Pour eux, les taux d’intérêts devraient s’établir aux alentours de 1,5 % à partir de l’année prochaine, soit une baisse de 25 % du coût de l’argent par rapport à cette fin d’année. A ce niveau, nous reviendrions dans un contexte de taux réels négatifs. La situation rapprochera alors de celle qui prévalait en 2015… la croissance économique en moins.
Si les prévisions de notre opérateur s’avèrent correctes, les prévisions d’Amundi le seront également. Cela signifierait que nous sommes à l’aube d’un nouveau cycle de stagflation, durant lequel les prix monteront alors que le niveau de l’activité économique réel progressera peu.
Une situation dramatique pour les épargnants qui verront le pouvoir d’achat de leurs économies laminé… mais favorable aux investisseurs qui se seront positionnés, à temps, sur des placements immunisés contre l’inflation.

2 commentaires
Le gaz pour la fabrication d’engrais n’est pas qu’une source d’énergie, c’est aussi la matière première pour les engrais azotés. Tout n’est pas électrifiable.
La stagnation n’a rien d’étonnant. La « croissance » occidentale des 19è et 20è siècles est un phénomène circonstanciel et local. La « stagnation » n’a pas empêché le monde de vivre pendant 3000 ans !! Les Européens-Occidentaux vont devoir réapprendre à vivre en stagnant. Pendant que le « Tiers Monde » va progresser…pour finalement stagner lui aussi.

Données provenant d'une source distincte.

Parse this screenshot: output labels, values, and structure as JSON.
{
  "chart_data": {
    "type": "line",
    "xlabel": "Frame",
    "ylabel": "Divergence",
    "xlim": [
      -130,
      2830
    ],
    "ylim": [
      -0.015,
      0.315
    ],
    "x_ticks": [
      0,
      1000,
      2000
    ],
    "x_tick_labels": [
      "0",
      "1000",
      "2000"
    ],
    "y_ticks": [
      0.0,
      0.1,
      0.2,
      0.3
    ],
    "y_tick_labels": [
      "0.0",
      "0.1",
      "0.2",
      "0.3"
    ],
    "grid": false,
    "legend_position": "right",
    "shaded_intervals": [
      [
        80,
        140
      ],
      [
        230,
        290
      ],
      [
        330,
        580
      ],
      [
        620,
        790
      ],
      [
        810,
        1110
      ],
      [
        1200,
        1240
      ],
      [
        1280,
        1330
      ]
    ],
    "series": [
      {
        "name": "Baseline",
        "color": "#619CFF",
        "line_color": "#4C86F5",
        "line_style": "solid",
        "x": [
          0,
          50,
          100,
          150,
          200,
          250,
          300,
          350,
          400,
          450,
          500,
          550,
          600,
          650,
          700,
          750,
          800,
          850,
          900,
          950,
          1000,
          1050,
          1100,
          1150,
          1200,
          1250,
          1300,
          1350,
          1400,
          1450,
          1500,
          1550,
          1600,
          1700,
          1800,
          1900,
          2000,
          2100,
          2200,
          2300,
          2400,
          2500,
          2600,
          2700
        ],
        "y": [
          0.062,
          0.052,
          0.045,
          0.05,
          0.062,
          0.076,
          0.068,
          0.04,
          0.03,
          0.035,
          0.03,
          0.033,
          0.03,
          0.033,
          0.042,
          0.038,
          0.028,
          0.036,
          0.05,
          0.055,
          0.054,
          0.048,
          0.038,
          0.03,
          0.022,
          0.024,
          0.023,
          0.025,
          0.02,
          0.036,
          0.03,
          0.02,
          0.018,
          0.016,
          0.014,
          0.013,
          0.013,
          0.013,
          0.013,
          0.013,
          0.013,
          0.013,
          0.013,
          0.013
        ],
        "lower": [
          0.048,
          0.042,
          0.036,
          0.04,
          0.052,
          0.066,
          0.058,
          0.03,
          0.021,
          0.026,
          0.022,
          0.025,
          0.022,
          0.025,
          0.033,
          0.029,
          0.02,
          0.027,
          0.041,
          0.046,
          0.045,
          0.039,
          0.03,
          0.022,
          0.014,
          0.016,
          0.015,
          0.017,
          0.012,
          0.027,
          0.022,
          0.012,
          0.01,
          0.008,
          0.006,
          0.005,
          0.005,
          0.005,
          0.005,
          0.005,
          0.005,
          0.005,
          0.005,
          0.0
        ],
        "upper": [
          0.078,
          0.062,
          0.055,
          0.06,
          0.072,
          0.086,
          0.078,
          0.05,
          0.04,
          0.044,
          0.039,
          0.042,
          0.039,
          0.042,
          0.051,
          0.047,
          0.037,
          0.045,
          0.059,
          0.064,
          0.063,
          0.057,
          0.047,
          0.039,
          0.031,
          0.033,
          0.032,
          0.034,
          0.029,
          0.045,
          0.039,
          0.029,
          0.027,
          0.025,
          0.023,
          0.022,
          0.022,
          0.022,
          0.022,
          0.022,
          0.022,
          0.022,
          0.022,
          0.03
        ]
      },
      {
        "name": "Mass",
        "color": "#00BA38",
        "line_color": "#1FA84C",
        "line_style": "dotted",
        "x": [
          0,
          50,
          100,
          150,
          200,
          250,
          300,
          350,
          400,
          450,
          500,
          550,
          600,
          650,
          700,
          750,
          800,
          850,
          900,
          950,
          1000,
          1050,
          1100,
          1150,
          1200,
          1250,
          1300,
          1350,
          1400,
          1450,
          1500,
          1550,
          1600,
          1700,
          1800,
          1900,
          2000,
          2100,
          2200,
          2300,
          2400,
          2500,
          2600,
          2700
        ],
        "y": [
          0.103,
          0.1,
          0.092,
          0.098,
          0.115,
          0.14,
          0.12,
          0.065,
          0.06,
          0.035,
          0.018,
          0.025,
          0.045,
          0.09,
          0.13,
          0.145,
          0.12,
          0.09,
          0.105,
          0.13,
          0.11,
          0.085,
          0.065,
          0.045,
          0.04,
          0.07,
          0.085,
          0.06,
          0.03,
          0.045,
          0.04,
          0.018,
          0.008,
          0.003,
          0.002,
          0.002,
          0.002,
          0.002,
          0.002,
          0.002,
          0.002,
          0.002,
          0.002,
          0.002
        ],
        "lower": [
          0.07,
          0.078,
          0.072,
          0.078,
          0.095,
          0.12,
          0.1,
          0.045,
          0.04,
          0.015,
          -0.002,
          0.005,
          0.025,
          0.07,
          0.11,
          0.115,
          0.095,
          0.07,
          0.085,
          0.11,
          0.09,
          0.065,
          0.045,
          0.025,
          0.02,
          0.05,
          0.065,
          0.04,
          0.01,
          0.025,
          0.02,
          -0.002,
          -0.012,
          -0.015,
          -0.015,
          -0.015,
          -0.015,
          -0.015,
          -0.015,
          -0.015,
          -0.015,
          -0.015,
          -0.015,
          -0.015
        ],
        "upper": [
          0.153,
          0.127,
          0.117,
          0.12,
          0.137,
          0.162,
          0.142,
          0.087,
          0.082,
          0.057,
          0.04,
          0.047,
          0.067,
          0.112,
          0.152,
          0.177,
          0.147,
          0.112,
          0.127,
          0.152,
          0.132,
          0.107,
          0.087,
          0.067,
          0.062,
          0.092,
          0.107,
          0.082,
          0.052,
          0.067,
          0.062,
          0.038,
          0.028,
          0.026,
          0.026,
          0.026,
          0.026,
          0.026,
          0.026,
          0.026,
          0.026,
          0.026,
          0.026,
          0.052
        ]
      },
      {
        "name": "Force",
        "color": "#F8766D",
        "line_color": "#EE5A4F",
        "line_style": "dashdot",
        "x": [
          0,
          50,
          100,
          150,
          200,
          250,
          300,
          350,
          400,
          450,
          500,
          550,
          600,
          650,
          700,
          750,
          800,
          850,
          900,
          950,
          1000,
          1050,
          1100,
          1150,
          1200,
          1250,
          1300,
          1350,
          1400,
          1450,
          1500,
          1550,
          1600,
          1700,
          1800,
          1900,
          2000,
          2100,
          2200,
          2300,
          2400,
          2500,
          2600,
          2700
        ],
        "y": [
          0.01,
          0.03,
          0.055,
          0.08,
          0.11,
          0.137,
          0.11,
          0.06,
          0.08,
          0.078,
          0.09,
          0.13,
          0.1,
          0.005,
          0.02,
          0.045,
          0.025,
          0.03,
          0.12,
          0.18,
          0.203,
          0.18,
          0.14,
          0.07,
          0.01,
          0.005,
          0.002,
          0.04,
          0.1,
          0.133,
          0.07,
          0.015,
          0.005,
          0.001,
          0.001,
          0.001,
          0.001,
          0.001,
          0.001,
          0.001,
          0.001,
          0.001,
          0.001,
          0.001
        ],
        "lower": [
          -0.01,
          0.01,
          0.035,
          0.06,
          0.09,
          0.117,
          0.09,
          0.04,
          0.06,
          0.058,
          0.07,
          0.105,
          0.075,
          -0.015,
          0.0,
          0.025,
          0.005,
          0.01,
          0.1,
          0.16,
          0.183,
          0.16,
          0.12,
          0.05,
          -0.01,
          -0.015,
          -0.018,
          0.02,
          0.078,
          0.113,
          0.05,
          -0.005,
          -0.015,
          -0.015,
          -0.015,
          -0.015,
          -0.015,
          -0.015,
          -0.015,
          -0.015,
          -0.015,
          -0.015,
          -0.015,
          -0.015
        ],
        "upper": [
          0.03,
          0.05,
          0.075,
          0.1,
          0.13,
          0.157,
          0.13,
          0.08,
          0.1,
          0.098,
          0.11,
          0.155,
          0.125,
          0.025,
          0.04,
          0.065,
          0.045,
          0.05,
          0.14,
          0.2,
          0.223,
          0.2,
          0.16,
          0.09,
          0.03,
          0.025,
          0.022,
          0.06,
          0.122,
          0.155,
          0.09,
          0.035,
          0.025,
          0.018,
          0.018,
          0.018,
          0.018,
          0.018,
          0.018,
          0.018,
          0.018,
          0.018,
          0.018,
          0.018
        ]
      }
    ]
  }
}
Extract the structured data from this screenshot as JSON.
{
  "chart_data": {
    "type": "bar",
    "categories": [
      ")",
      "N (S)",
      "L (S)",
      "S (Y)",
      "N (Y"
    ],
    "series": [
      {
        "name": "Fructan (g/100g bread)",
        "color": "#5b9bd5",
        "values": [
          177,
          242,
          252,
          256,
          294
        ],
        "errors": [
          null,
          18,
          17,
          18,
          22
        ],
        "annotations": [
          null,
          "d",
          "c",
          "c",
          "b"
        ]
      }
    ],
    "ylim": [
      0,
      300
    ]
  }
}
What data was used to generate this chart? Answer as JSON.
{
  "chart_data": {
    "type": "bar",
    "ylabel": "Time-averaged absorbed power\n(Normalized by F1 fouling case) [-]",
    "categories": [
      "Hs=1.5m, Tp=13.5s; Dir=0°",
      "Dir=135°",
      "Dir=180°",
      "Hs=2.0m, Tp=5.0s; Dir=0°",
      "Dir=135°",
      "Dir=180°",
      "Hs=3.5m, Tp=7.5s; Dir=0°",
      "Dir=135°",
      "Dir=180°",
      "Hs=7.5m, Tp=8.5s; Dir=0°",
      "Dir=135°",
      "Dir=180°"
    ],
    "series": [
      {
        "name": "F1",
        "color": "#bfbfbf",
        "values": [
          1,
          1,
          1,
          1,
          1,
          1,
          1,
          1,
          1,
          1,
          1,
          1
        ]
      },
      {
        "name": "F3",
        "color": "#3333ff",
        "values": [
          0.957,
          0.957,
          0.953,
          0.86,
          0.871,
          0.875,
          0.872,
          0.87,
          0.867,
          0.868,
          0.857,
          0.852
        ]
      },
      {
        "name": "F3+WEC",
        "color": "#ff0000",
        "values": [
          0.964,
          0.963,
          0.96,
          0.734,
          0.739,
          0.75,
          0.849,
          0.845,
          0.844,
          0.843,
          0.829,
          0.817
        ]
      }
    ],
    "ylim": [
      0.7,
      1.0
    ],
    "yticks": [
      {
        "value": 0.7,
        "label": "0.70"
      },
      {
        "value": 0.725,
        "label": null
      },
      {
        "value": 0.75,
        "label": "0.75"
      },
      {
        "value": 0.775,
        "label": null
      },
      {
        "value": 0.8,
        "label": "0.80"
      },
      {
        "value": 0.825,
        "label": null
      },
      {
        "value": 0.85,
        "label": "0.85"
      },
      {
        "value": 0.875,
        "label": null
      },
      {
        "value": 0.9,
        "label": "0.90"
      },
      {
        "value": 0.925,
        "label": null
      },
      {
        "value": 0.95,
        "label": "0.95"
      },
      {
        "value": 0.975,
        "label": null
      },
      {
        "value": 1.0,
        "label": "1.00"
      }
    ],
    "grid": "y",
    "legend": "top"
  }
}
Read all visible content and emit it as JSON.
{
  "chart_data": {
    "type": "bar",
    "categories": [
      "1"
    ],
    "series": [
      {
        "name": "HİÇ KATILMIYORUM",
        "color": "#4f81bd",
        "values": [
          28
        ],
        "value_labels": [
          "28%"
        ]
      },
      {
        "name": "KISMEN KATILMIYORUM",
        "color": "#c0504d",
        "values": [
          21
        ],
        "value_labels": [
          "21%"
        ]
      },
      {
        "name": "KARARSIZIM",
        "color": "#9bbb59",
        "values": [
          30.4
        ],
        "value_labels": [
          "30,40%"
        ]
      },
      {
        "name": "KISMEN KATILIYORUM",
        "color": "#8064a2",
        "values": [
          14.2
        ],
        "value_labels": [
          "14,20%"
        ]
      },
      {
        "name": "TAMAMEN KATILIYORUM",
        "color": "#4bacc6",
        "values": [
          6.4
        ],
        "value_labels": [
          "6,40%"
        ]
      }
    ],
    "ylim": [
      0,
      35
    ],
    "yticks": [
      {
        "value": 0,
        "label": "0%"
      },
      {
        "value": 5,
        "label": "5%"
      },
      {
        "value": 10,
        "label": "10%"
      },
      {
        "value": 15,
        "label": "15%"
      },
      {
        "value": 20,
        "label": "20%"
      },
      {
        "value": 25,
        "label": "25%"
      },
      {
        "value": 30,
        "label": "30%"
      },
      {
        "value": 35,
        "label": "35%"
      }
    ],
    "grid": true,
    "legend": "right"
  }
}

Stagnation is not surprising. The Western « growth » of the 19th and 20th centuries was a circumstantial and local phenomenon. « Stagnation » didn’t prevent the world from functioning for 3,000 years! Western Europeans will have to relearn how to live in stagnation. Meanwhile, the « Third World » will progress… only to eventually stagnate as well.